Bill Shorten

Indigenous Australians call on politicians to have 'the difficult conversation'

Indigenous Australians call on politicians to have 'the difficult conversation'

SBS World News Radio: Senior Indigenous figures have criticised the government's immediate response to the declaration from an historic meeting on the issue of constitutional recognition.

Around 250 representatives from around the country met in Uluru and a report on the summit's position is to be submitted to politicians by the end of June.

Less than a week after the landmark summit, the response has been mixed.

The meeting in central Australia recommended establishing a federal parliamentary body to advise politicians on policy regarding First Peoples.

Speaking on the ABC's Q&A program, co-chair of the Referendum Council and chair of the Lowitja Institute, Pat Anderson, says it's time Indigenous Australians are given a voice.

She says despite a 1967 referendum in which Australians overwhelmingly voted to count Aboriginal and Torres Strait Islanders in the census, and allow the federal government to make laws for them, little has changed.

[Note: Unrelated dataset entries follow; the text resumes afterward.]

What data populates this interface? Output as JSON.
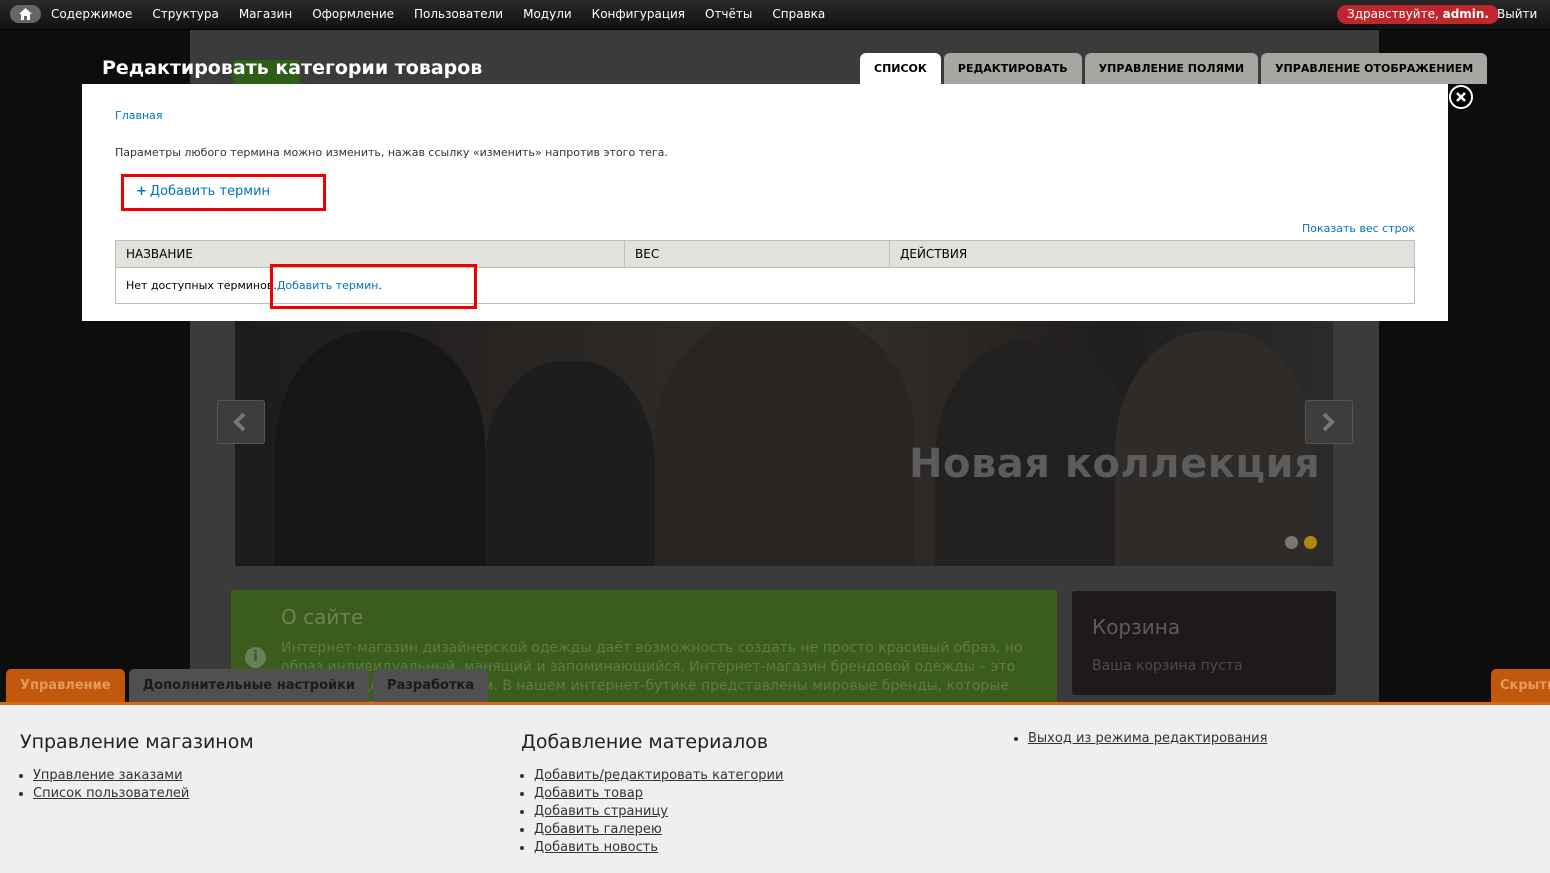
{
  "toolbar": {
    "menu": [
      "Содержимое",
      "Структура",
      "Магазин",
      "Оформление",
      "Пользователи",
      "Модули",
      "Конфигурация",
      "Отчёты",
      "Справка"
    ],
    "greeting": "Здравствуйте,",
    "username": "admin.",
    "logout": "Выйти"
  },
  "overlay": {
    "title": "Редактировать категории товаров",
    "tabs": [
      "СПИСОК",
      "РЕДАКТИРОВАТЬ",
      "УПРАВЛЕНИЕ ПОЛЯМИ",
      "УПРАВЛЕНИЕ ОТОБРАЖЕНИЕМ"
    ],
    "breadcrumb": "Главная",
    "help_text": "Параметры любого термина можно изменить, нажав ссылку «изменить» напротив этого тега.",
    "add_term": "Добавить термин",
    "show_weights": "Показать вес строк",
    "table": {
      "headers": [
        "НАЗВАНИЕ",
        "ВЕС",
        "ДЕЙСТВИЯ"
      ],
      "empty_text": "Нет доступных терминов.",
      "empty_link": "Добавить термин"
    }
  },
  "site": {
    "slide_text": "Новая коллекция",
    "about_title": "О сайте",
    "about_text": "Интернет-магазин дизайнерской одежды даёт возможность создать не просто красивый образ, но образ индивидуальный, манящий и запоминающийся. Интернет-магазин брендовой одежды – это роскошь с доставкой на дом. В нашем интернет-бутике представлены мировые бренды, которые сложно найти в обычном",
    "cart_title": "Корзина",
    "cart_text": "Ваша корзина пуста"
  },
  "shortcuts": {
    "tabs": [
      "Управление",
      "Дополнительные настройки",
      "Разработка"
    ],
    "hide": "Скрыть",
    "col1_title": "Управление магазином",
    "col1_links": [
      "Управление заказами",
      "Список пользователей"
    ],
    "col2_title": "Добавление материалов",
    "col2_links": [
      "Добавить/редактировать категории",
      "Добавить товар",
      "Добавить страницу",
      "Добавить галерею",
      "Добавить новость"
    ],
    "col3_links": [
      "Выход из режима редактирования"
    ]
  },
  "colors": {
    "accent_red": "#c0272d",
    "link_blue": "#0074bd",
    "admin_orange": "#c2580c",
    "highlight": "#e00000"
  }
}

"In '67 we asked to be counted. In 2017 we're asking to be heard. We are voiceless and powerless in our own lands. This is our country. We have been here for 60,000 years. There has to be substantive change, structural change that will make a difference. We've been asking for this - nothing is new - since prior (to) 1840 and nobody listens and hears us. I don't understand that. What is it that we're not saying that you can't understand? I'm hopeful that this is an opportunity. I think Australia is ready for it. I think we're mature enough and sophisticated enough to have this - what might be a difficult conversation, but for goodness sake let's have it and be done with it."

Discussions in Uluru had been sometimes fraught, with several delegates walking out over demands for a treaty.

Founder of the Cape York Partnership Noel Pearson said the agreed-upon strategy is first to achieve an Indigenous advisory organisation.

"There's two doors here. We've got to go through one, the constitutional door, and then we go through a treaty and agreement door. We were asked to consult on a voice to Parliament, head of power, et cetera, including agreement-making. And the strategic consensus around the 12 dialogues reached at Uluru last week is we got to go through the constitutional door first and create a voice that is then in a position to sit down with Parliament and do agreements. That's the logic - through one door first, and then we approach the other door."

The idea has met a varied reception, with some Nationals politicians rejecting it outright.

Nationals leader Barnaby Joyce has warned it might destabilise support for the Uluru statement, which the Prime Minister has echoed.

Malcolm Turnbull says unanimous approval would be needed to effect any change, including constitutional recognition.

"So a referendum demands politicians to lead and we will. But a successful campaign for constitutional recognition must ask Australians to acknowledge the humanity of their neighbour, their fellow Australians, and harness support for the proposal with as much resolute solidarity and unity as the campaigners of '67 did 50 years ago."

But journalist Stan Grant used the ABC panel discussion to challenge politicians not to discount Australians.

"I think our politicians sell us short as a nation all the time. I don't think that there's enough faith in the capacity of Australians to understand and decide for themselves. Australians decide what Australia is. We define Australia. The other thing you don't want to underestimate is the persistence and the patience of our people. Don't underestimate the goodwill of Australians and don't underestimate the patience and persistence of our people because they're not going away."